#1 album on the Billboard 200 chart, week of 9/10/16
What it is: The long-awaited, self-released, Apple Music-exclusive second album (or third, if you count his recent visual album Endless) from hip-hop singer Frank Ocean. When I say “hip-hop singer” I mean that he’s a singer who often works in hip-hop-style productions, not that he’s a rapper. He does also sometimes rap, though. I know the album cover says “blond” but trust me, the name is spelled with an “E.” It’s a metaphor for gender identity or something.
I read Pitchfork and I like Pitchfork and I think anyone who uses them as a punchline to shit on hipsters or millennials or whatever is being lazy, but I can still admit that they get a little silly sometimes. Like, for example, when they went crazy for Animal Collective’s Merriweather Post Pavilion and decided it was a breakout hit soundtracking backyard cookouts across America throughout 2009. That particular mainstream-penetrating smash peaked at #13 on the Billboard 200 chart, two spots below NOW 29, and I would’ve expected Frank Ocean’s Blonde to be the same deal: Beloved by critics but lucky to find itself in double-digits beneath some Journey greatest hits collection. This time I was wrong!

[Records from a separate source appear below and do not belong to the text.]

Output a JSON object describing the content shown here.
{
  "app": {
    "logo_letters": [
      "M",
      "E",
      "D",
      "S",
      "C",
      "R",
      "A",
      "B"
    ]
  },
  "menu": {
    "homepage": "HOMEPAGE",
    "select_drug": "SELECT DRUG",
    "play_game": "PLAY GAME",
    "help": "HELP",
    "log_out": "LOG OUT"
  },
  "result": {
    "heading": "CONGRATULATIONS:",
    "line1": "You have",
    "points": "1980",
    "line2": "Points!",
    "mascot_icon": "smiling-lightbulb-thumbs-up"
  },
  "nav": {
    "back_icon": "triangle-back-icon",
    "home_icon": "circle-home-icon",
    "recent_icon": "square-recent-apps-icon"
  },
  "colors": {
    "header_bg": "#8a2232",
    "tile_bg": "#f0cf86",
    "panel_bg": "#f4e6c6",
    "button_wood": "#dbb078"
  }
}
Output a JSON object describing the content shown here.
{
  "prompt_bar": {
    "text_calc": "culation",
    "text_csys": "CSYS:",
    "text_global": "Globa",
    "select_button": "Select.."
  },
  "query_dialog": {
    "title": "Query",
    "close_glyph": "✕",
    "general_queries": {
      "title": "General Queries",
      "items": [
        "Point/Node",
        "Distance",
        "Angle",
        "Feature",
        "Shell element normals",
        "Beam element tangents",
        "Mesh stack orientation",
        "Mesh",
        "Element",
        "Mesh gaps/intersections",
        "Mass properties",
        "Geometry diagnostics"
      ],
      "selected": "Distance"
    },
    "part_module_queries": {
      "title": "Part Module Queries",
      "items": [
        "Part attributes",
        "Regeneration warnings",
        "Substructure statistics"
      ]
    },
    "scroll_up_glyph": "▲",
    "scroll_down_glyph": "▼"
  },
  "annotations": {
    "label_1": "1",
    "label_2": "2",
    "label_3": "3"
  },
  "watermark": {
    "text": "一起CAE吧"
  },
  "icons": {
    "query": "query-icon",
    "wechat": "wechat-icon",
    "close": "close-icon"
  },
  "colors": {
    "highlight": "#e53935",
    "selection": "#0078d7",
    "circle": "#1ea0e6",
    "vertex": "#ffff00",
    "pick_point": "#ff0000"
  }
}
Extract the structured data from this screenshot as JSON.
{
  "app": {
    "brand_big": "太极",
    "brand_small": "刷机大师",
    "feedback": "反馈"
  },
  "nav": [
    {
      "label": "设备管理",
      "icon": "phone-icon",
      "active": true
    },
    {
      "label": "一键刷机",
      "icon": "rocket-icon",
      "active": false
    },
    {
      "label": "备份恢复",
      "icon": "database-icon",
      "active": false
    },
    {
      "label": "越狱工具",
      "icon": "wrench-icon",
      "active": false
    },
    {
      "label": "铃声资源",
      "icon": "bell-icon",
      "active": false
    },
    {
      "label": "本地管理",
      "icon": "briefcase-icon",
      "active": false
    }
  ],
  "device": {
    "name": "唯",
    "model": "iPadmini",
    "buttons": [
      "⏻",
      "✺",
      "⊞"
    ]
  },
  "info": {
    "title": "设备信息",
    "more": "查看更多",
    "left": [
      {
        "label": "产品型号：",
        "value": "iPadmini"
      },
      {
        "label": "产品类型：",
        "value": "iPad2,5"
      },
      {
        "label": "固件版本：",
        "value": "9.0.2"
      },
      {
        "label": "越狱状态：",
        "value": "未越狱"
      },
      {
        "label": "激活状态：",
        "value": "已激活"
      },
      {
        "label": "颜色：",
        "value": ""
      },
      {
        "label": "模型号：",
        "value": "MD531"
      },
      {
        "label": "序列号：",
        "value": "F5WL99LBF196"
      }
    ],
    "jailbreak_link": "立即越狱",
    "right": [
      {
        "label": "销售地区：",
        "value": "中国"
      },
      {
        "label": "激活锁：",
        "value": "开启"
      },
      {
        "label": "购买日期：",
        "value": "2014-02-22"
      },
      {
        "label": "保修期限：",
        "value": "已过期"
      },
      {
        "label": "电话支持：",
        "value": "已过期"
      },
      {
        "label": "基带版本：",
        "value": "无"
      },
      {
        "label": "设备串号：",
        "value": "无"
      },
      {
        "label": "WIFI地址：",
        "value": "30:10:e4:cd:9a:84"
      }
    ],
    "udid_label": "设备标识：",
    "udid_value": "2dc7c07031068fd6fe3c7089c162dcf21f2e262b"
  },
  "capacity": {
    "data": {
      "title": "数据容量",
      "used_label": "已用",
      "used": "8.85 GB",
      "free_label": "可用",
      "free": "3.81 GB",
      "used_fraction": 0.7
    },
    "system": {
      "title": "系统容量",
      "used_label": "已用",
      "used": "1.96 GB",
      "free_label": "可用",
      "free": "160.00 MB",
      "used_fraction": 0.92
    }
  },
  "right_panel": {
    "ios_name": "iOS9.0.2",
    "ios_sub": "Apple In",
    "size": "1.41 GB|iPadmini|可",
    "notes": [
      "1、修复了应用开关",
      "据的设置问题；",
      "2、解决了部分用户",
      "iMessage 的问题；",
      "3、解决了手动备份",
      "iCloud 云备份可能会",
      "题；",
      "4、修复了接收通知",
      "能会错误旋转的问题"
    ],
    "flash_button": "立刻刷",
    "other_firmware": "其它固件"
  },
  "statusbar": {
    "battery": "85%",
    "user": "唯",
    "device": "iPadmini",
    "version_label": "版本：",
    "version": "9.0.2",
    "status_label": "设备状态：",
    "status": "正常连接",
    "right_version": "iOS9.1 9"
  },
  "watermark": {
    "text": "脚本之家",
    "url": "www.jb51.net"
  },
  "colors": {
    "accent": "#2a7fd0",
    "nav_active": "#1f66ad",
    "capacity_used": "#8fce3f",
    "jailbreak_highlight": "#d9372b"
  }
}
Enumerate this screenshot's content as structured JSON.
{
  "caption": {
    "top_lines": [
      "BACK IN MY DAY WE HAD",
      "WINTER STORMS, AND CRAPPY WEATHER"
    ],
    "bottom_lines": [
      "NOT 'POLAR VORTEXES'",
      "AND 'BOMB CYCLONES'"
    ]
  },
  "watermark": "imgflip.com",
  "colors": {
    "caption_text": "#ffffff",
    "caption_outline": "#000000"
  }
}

I guess we all earned some karmic balance after Suicide Squad: The Album held the #1 spot for two weeks in a row.
But while Blonde
‘s commercial performance defied my expectations, its content was still as off-beat as I was expecting. (My expectations were based entirely on media coverage, as I know Ocean’s work pretty much exclusively via his guest appearances on Kanye tracks and haven’t listened to any of his other albums.) Like Drake, Ocean favors melancholy, atmospheric production and tends to collapse the distinction between rapping and singing, but this record never strives for pop radio play the way Views did. Vocals get distorted and lyrics go off on arrhythmic tangents and tracks go by with no percussion, or barely any. None of the songs sound like singles. I don’t know that this is an album I’ll be listening to years from now (and I don’t mean it isn’t, just that I’d need more than the two spins I’ve given it to even get a sense of that), but it does my heart good to know that a creative work this weird can be this successful.